Investigadores del CONICET La Plata logró describir por primera vez el mecanismo mediante el cual el parásito Tritrichomonas foetus, responsable de la tritricomonosis bovina, enfrenta situaciones de estrés y desarrolla resistencia a fármacos antiparasitarios, un hallazgo que podría modificar las estrategias sanitarias en la ganadería argentina.
El estudio fue realizado por científicos del Instituto Tecnológico de Chascomús (INTECH, CONICET-UNSAM) y publicado recientemente en la revista científica Nature Communications. La investigación aporta nuevos conocimientos sobre la biología del microorganismo y abre la puerta a futuras herramientas para controlar una enfermedad que genera importantes pérdidas económicas en el sector productivo.
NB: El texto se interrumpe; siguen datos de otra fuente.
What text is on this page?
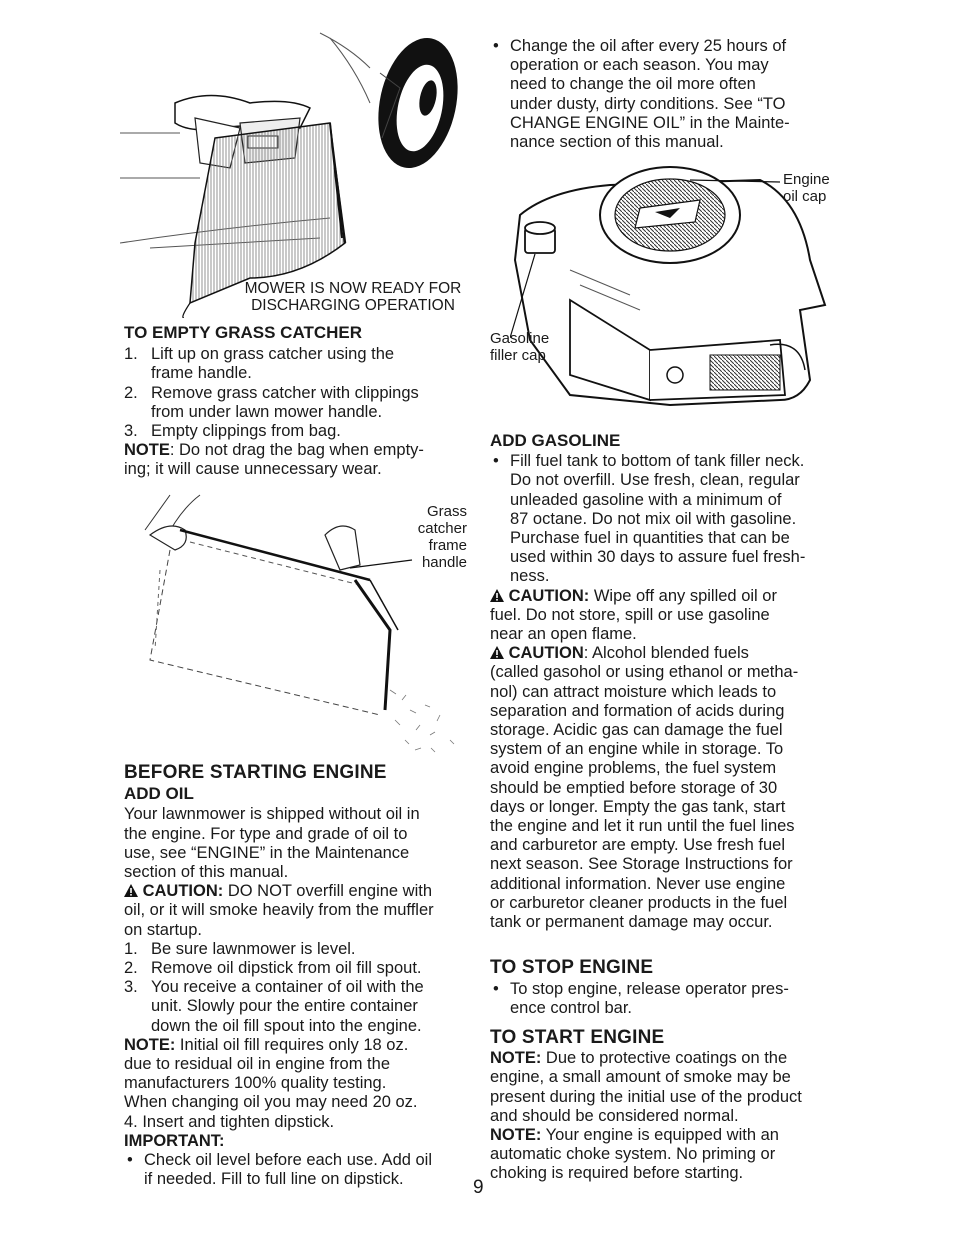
MOWER IS NOW READY FOR
DISCHARGING OPERATION
TO EMPTY GRASS CATCHER
1. Lift up on grass catcher using the
frame handle.
2. Remove grass catcher with clippings
from under lawn mower handle.
3. Empty clippings from bag.
NOTE: Do not drag the bag when empty-
ing; it will cause unnecessary wear.
Grass
catcher
frame
handle
BEFORE STARTING ENGINE
ADD OIL
Your lawnmower is shipped without oil in
the engine. For type and grade of oil to
use, see “ENGINE” in the Maintenance
section of this manual.
CAUTION: DO NOT overfill engine with
oil, or it will smoke heavily from the muffler
on startup.
1. Be sure lawnmower is level.
2. Remove oil dipstick from oil fill spout.
3. You receive a container of oil with the
unit. Slowly pour the entire container
down the oil fill spout into the engine.
NOTE: Initial oil fill requires only 18 oz.
due to residual oil in engine from the
manufacturers 100% quality testing.
When changing oil you may need 20 oz.
4. Insert and tighten dipstick.
IMPORTANT:
• Check oil level before each use. Add oil
if needed. Fill to full line on dipstick.	9
• Change the oil after every 25 hours of
operation or each season. You may
need to change the oil more often
under dusty, dirty conditions. See “TO
CHANGE ENGINE OIL” in the Mainte-
nance section of this manual.
Engine
oil cap
Gasoline
filler cap
ADD GASOLINE
• Fill fuel tank to bottom of tank filler neck.
Do not overfill. Use fresh, clean, regular
unleaded gasoline with a minimum of
87 octane. Do not mix oil with gasoline.
Purchase fuel in quantities that can be
used within 30 days to assure fuel fresh-
ness.
CAUTION: Wipe off any spilled oil or
fuel. Do not store, spill or use gasoline
near an open flame.
CAUTION: Alcohol blended fuels
(called gasohol or using ethanol or metha-
nol) can attract moisture which leads to
separation and formation of acids during
storage. Acidic gas can damage the fuel
system of an engine while in storage. To
avoid engine problems, the fuel system
should be emptied before storage of 30
days or longer. Empty the gas tank, start
the engine and let it run until the fuel lines
and carburetor are empty. Use fresh fuel
next season. See Storage Instructions for
additional information. Never use engine
or carburetor cleaner products in the fuel
tank or permanent damage may occur.
TO STOP ENGINE
• To stop engine, release operator pres-
ence control bar.
TO START ENGINE
NOTE: Due to protective coatings on the
engine, a small amount of smoke may be
present during the initial use of the product
and should be considered normal.
NOTE: Your engine is equipped with an
automatic choke system. No priming or
choking is required before starting.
La tritricomonosis bovina es una enfermedad infecciosa que afecta principalmente la reproducción del ganado vacuno. Produce abortos, pérdidas embrionarias y disminución de la fertilidad, impactando directamente en la productividad de los rodeos.
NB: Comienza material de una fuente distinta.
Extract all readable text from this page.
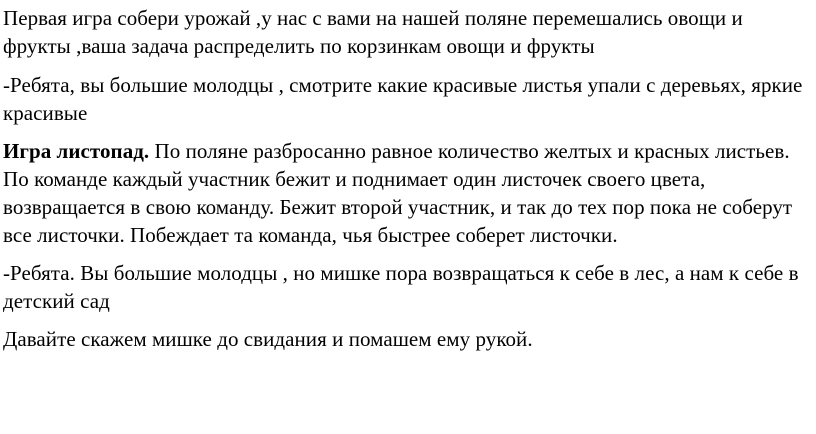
Первая игра собери урожай ,у нас с вами на нашей поляне перемешались овощи и фрукты ,ваша задача распределить по корзинкам овощи и фрукты

-Ребята, вы большие молодцы , смотрите какие красивые листья упали с деревьях, яркие красивые

Игра листопад. По поляне разбросанно равное количество желтых и красных листьев. По команде каждый участник бежит и поднимает один листочек своего цвета, возвращается в свою команду. Бежит второй участник, и так до тех пор пока не соберут все листочки. Побеждает та команда, чья быстрее соберет листочки.

-Ребята. Вы большие молодцы , но мишке пора возвращаться к себе в лес, а нам к себе в детский сад

Давайте скажем мишке до свидания и помашем ему рукой.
Actualmente, la principal estrategia para controlar la enfermedad consiste en el diagnóstico y la separación de animales infectados, debido a que los tratamientos farmacológicos utilizados históricamente dejaron de aplicarse desde la década de 1980 a causa de la resistencia desarrollada por el parásito.
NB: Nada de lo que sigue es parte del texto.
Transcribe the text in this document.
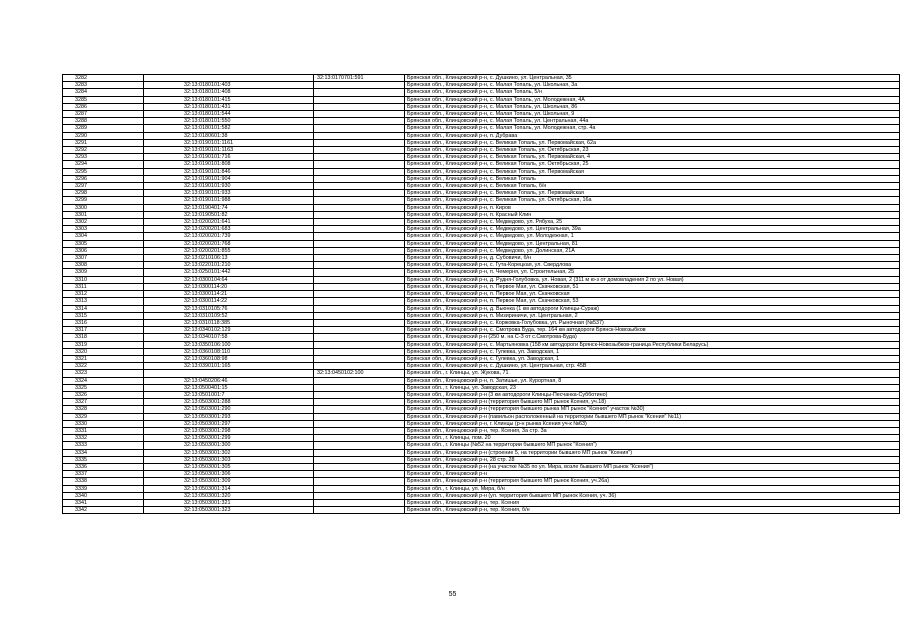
3282		32:13:0170701:591	Брянская обл., Клинцовский р-н, с. Душкино, ул. Центральная, 35
3283	32:13:0180101:403		Брянская обл., Клинцовский р-н, с. Малая Топаль, ул. Школьная, 3а
3284	32:13:0180101:408		Брянская обл., Клинцовский р-н, с. Малая Топаль, 5/н
3285	32:13:0180101:415		Брянская обл., Клинцовский р-н, с. Малая Топаль, ул. Молодежная, 4А
3286	32:13:0180101:431		Брянская обл., Клинцовский р-н, с. Малая Топаль, ул. Школьная, 86
3287	32:13:0180101:544		Брянская обл., Клинцовский р-н, с. Малая Топаль, ул. Школьная, 9
3288	32:13:0180101:550		Брянская обл., Клинцовский р-н, с. Малая Топаль, ул. Центральная, 44а
3289	32:13:0180101:582		Брянская обл., Клинцовский р-н, с. Малая Топаль, ул. Молодежная, стр. 4а
3290	32:13:0180601:38		Брянская обл., Клинцовский р-н, п. Дубрава
3291	32:13:0190101:1161		Брянская обл., Клинцовский р-н, с. Великая Топаль, ул. Первомайская, 62а
3292	32:13:0190101:1163		Брянская обл., Клинцовский р-н, с. Великая Топаль, ул. Октябрьская, 23
3293	32:13:0190101:716		Брянская обл., Клинцовский р-н, с. Великая Топаль, ул. Первомайская, 4
3294	32:13:0190101:808		Брянская обл., Клинцовский р-н, с. Великая Топаль, ул. Октябрьская, 25
3295	32:13:0190101:846		Брянская обл., Клинцовский р-н, с. Великая Топаль, ул. Первомайская
3296	32:13:0190101:904		Брянская обл., Клинцовский р-н, с. Великая Топаль
3297	32:13:0190101:930		Брянская обл., Клинцовский р-н, с. Великая Топаль, б/н
3298	32:13:0190101:933		Брянская обл., Клинцовский р-н, с. Великая Топаль, ул. Первомайская
3299	32:13:0190101:988		Брянская обл., Клинцовский р-н, с. Великая Топаль, ул. Октябрьская, 16а
3300	32:13:0190401:74		Брянская обл., Клинцовский р-н, п. Киров
3301	32:13:0190501:82		Брянская обл., Клинцовский р-н, п. Красный Клин
3302	32:13:0200201:641		Брянская обл., Клинцовский р-н, с. Медведово, ул. Рябуха, 25
3303	32:13:0200201:683		Брянская обл., Клинцовский р-н, с. Медведово, ул. Центральная, 39а
3304	32:13:0200201:739		Брянская обл., Клинцовский р-н, с. Медведово, ул. Молодежная, 1
3305	32:13:0200201:768		Брянская обл., Клинцовский р-н, с. Медведово, ул. Центральная, 81
3306	32:13:0200201:855		Брянская обл., Клинцовский р-н, с. Медведово, ул. Долинская, 21А
3307	32:13:0210106:13		Брянская обл., Клинцовский р-н, д. Субовичи, б/н
3308	32:13:0220101:210		Брянская обл., Клинцовский р-н, с. Гута-Корецкая, ул. Свердлова
3309	32:13:0250101:442		Брянская обл., Клинцовский р-н, п. Чемерня, ул. Строительная, 25
3310	32:13:0300104:64		Брянская обл., Клинцовский р-н, д. Рудня-Голубовка, ул. Новая, 2 (311 м ю-з от домовладения 2 по ул. Новая)
3311	32:13:0300114:20		Брянская обл., Клинцовский р-н, п. Первое Мая, ул. Скачковская, 51
3312	32:13:0300114:21		Брянская обл., Клинцовский р-н, п. Первое Мая, ул. Скачковская
3313	32:13:0300114:22		Брянская обл., Клинцовский р-н, п. Первое Мая, ул. Скачковская, 53
3314	32:13:0310105:76		Брянская обл., Клинцовский р-н, д. Вьюнка (1 км автодороги Клинцы-Сураж)
3315	32:13:0310109:52		Брянская обл., Клинцовский р-н, п. Мизириничи, ул. Центральная, 2
3316	32:13:0310118:385		Брянская обл., Клинцовский р-н, с. Коржовка-Голубовка, ул. Рыночная (№537)
3317	32:13:0340102:129		Брянская обл., Клинцовский р-н, с. Смотрова Буда, тер. 164 км автодороги Брянск-Новозыбков
3318	32:13:0340107:58		Брянская обл., Клинцовский р-н (250 м. на С-З от с.Смотрова-Буда)
3319	32:13:0350106:100		Брянская обл., Клинцовский р-н, с. Мартьяновка (158 км автодороги Брянск-Новозыбков-граница Республики Беларусь)
3320	32:13:0360108:110		Брянская обл., Клинцовский р-н, с. Гулевка, ул. Заводская, 1
3321	32:13:0360108:98		Брянская обл., Клинцовский р-н, с. Гулевка, ул. Заводская, 1
3322	32:13:0390101:165		Брянская обл., Клинцовский р-н, с. Душкино, ул. Центральная, стр. 45В
3323		32:13:0450102:100	Брянская обл., г. Клинцы, ул. Жукова, 71
3324	32:13:0450206:46		Брянская обл., Клинцовский р-н, п. Затишье, ул. Курортная, 8
3325	32:13:0500401:15		Брянская обл., г. Клинцы, ул. Заводская, 23
3326	32:13:0501001:7		Брянская обл., Клинцовский р-н (3 км автодороги Клинцы-Песчанка-Субботино)
3327	32:13:0503001:288		Брянская обл., Клинцовский р-н (территория бывшего МП рынок Ксения, уч.18)
3328	32:13:0503001:290		Брянская обл., Клинцовский р-н (территория бывшего рынка МП рынок "Ксения" участок №30)
3329	32:13:0503001:293		Брянская обл., Клинцовский р-н (павильон расположенный на территории бывшего МП рынок "Ксения" №11)
3330	32:13:0503001:297		Брянская обл., Клинцовский р-н, г. Клинцы (р-н рынка Ксения уч-к №63)
3331	32:13:0503001:298		Брянская обл., Клинцовский р-н, тер. Ксения, 3а стр. 3а
3332	32:13:0503001:299		Брянская обл., г. Клинцы, пом. 20
3333	32:13:0503001:300		Брянская обл., г. Клинцы (№52 на территории бывшего МП рынок "Ксения")
3334	32:13:0503001:302		Брянская обл., Клинцовский р-н (строение 5, на территории бывшего МП рынок "Ксения")
3335	32:13:0503001:303		Брянская обл., Клинцовский р-н, 28 стр. 28
3336	32:13:0503001:305		Брянская обл., Клинцовский р-н (на участке №35 по ул. Мира, возле бывшего МП рынок "Ксения")
3337	32:13:0503001:306		Брянская обл., Клинцовский р-н
3338	32:13:0503001:309		Брянская обл., Клинцовский р-н (территория бывшего МП рынок Ксения, уч.26а)
3339	32:13:0503001:314		Брянская обл., г. Клинцы, ул. Мира, б/н
3340	32:13:0503001:320		Брянская обл., Клинцовский р-н (ул. территория бывшего МП рынок Ксения, уч. 36)
3341	32:13:0503001:321		Брянская обл., Клинцовский р-н, тер. Ксения
3342	32:13:0503001:323		Брянская обл., Клинцовский р-н, тер. Ксения, б/н
55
Cómo sobrevive el parásito
La investigación liderada por la científica Verónica Cóceres demostró que Tritrichomonas foetus es capaz de formar quistes o estructuras de resistencia cuando enfrenta condiciones adversas, como falta de nutrientes, cambios de pH o exposición al metronidazol, uno de los medicamentos utilizados antiguamente para combatirlo.
“Demostramos por primera vez que el parásito puede enquistarse frente a distintos tipos de estrés”, explicó Cóceres. Según detalló, esas estructuras funcionan como una especie de mecanismo de supervivencia que le permite persistir en el ambiente y resistir los tratamientos.
Para llegar a esta conclusión, el equipo realizó ensayos in vitro exponiendo al microorganismo a diferentes situaciones extremas y analizando luego las características de las paredes quísticas formadas por el parásito.
Uno de los hallazgos más relevantes fue comprobar que esos quistes representan un estado de latencia biológica. Durante esa etapa, el parásito permanece “en pausa”, pero continúa replicando su ADN y generando múltiples copias de su material genético.
Eso significa que cuando las condiciones vuelven a ser favorables y ocurre el desenquistamiento, de un único parásito pueden surgir numerosos nuevos organismos, favoreciendo así una rápida propagación de la infección.
Impacto científico y productivo
Los investigadores sostienen que los resultados modifican la comprensión biológica de Tritrichomonas foetus y obligan a revisar las estrategias sanitarias actuales utilizadas en los rodeos bovinos.
Además, consideran que esta nueva información permitirá estudiar con mayor precisión la persistencia ambiental del parásito, sus formas de transmisión y posibles tratamientos alternativos frente a la creciente resistencia antiparasitaria.
“Los hallazgos sugieren la necesidad de replantear las estrategias de manejo sanitario teniendo en cuenta estas formas de resistencia que favorecen la persistencia del parásito”, señalaron desde el equipo científico.
En paralelo, los investigadores ya trabajan junto a productores ganaderos de Chascomús para analizar el comportamiento del microorganismo en condiciones reales de campo y generar herramientas aplicables al sector productivo.
El trabajo también refuerza el rol de la ciencia pública argentina en investigaciones de impacto directo sobre actividades económicas estratégicas como la ganadería, uno de los pilares productivos del país.